Hear Laurie Anderson Read From Tibetan Book of Dead
Laurie Anderson and Jesse Paris Smith support Tibetan artist Tenzin Choegyal on “Jigten,” the final track from the trio’s upcoming collaboration Songs From the Bardo. On the track, Choegyal sings text from the Bardo — the Tibetan Book of the Dead — over a contemplative backdrop of dranyen (a long-necked lute), orchestral strings, and piano. It’s a slow crescendo that suggests more joy than mourning in its beauty. Anderson speaks softly — “Awakened one, listen without distraction” — toward the end of the song. The album is due out September 27th.
“The music is meant to help you float out of your body, to go into these other realms, and to let yourself do that without boundaries,” Anderson wrote in the record’s liner notes.
She and her collaborators premiered the work at New York City’s Rubin Museum of Art in February. In addition to the dranyen, Choegyal plays the gong, a Tibetan flute, and singing bowls on the album. Anderson speaks and plays violin. Smith plays the piano, crystal bowls, and a gong.
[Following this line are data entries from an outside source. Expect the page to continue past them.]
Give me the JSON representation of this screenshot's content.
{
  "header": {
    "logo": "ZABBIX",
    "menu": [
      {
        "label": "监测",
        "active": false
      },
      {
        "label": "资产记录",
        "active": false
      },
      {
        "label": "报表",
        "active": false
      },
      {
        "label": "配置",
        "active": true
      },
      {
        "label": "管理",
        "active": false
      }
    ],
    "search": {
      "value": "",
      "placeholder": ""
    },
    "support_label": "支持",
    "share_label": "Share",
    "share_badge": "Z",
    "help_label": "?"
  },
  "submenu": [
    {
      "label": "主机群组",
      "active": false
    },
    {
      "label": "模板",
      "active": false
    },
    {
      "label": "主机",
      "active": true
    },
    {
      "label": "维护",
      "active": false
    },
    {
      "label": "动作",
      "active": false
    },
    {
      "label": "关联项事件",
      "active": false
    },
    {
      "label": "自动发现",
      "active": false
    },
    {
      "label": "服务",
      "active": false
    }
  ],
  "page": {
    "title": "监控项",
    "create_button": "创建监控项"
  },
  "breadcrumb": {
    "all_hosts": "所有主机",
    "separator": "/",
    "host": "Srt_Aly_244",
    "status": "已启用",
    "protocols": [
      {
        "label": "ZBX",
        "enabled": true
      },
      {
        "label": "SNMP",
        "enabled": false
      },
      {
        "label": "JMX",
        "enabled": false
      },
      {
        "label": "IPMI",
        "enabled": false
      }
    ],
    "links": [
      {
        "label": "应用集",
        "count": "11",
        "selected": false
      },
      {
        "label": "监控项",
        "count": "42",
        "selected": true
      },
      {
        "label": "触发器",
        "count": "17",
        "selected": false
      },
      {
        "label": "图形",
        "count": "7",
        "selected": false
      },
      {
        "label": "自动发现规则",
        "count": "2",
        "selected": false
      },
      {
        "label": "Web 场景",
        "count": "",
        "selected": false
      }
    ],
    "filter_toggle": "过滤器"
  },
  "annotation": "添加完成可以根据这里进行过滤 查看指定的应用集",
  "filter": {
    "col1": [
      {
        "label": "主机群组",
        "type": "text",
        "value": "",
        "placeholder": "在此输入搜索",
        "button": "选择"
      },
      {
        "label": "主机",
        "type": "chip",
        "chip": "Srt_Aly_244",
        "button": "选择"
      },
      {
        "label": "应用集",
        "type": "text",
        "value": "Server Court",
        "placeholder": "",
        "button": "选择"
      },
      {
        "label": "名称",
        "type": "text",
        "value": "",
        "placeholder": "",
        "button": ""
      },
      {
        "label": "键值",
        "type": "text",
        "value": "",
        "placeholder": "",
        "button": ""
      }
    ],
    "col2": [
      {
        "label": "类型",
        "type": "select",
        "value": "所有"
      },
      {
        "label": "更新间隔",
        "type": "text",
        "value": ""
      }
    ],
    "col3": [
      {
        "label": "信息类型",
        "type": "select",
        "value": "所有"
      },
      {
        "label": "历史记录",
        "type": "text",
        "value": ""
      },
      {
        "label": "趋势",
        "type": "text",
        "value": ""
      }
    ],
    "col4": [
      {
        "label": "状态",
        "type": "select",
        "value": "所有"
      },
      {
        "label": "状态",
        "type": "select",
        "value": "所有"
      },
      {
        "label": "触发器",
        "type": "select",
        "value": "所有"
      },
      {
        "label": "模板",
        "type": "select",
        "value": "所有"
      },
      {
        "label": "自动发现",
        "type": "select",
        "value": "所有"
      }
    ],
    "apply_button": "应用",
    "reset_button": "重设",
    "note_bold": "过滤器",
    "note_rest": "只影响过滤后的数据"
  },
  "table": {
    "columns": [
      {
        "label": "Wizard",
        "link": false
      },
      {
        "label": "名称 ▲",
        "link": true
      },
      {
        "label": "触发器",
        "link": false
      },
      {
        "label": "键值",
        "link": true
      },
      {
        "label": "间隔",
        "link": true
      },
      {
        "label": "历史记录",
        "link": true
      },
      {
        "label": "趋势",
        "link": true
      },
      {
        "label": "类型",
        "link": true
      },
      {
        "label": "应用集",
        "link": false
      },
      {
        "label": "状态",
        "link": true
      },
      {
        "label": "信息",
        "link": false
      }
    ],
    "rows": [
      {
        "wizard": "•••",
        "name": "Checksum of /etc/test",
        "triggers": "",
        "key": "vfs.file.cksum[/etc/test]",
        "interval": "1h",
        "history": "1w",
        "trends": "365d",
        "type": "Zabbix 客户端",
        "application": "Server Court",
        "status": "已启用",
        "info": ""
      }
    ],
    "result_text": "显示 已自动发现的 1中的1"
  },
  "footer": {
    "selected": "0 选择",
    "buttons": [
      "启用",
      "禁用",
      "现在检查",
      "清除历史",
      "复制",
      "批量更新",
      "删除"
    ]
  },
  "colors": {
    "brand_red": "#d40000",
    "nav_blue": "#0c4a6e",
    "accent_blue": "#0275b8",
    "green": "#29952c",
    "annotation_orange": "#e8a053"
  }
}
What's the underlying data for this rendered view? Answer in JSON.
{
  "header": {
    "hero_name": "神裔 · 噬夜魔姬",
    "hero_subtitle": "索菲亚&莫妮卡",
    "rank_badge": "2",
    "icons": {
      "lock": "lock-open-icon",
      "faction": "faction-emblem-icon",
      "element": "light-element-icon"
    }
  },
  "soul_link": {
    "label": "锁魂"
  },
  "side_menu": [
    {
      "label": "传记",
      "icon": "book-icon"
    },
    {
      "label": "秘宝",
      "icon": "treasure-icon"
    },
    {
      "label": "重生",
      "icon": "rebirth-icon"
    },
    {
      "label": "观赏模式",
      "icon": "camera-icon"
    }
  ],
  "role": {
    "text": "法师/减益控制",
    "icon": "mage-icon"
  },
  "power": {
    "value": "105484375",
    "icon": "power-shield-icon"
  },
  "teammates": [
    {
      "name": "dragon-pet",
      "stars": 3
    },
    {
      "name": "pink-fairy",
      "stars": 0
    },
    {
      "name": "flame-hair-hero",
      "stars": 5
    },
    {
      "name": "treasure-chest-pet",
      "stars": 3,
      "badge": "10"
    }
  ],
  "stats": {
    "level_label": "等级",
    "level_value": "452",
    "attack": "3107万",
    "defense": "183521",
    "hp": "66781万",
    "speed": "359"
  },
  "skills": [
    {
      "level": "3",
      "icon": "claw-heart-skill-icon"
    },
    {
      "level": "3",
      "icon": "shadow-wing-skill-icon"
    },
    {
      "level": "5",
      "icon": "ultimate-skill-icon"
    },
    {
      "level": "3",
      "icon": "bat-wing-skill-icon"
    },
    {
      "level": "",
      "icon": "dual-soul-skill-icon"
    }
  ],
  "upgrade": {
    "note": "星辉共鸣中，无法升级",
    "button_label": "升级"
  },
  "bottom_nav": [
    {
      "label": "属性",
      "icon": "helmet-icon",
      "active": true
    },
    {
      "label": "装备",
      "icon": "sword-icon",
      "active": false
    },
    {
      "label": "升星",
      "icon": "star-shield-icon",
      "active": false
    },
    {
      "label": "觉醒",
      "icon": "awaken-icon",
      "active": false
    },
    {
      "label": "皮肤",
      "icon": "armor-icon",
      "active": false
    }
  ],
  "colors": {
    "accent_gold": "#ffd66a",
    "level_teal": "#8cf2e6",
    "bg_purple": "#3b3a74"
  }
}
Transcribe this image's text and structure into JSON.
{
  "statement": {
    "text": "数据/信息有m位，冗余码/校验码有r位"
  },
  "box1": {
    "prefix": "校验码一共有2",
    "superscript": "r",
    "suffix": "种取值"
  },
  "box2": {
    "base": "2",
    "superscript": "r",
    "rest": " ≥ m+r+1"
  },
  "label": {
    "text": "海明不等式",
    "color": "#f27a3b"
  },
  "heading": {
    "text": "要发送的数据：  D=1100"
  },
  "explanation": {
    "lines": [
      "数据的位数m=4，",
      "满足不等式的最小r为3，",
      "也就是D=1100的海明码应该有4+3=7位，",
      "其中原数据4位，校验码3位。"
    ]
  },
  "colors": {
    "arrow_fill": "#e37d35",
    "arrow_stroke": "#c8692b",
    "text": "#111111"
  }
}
They also teamed with cellist Rubin Kodheli and percussionist Shahzad Ismaily for the recording.
They previously released the album’s “Lotus Born, No Need to Fear,” which featured more of Anderson reading from the text, specifically the Bardo’s passage titled, “Characteristics of Existence in the Intermediate State.” “The lords of death are the natural form of emptiness,” she says on the track. “Your own confused projections, and you are emptiness, a mental body of unconscious tendency.”
Choegyal has said that he hopes the work honors his ancestors, since his family had to flee Tibet for India. “I have tried to channel the wisdom and traditions of my ancestors through my music in a very contemporary way, while holding the depth of my lineage,” he wrote in the liner notes.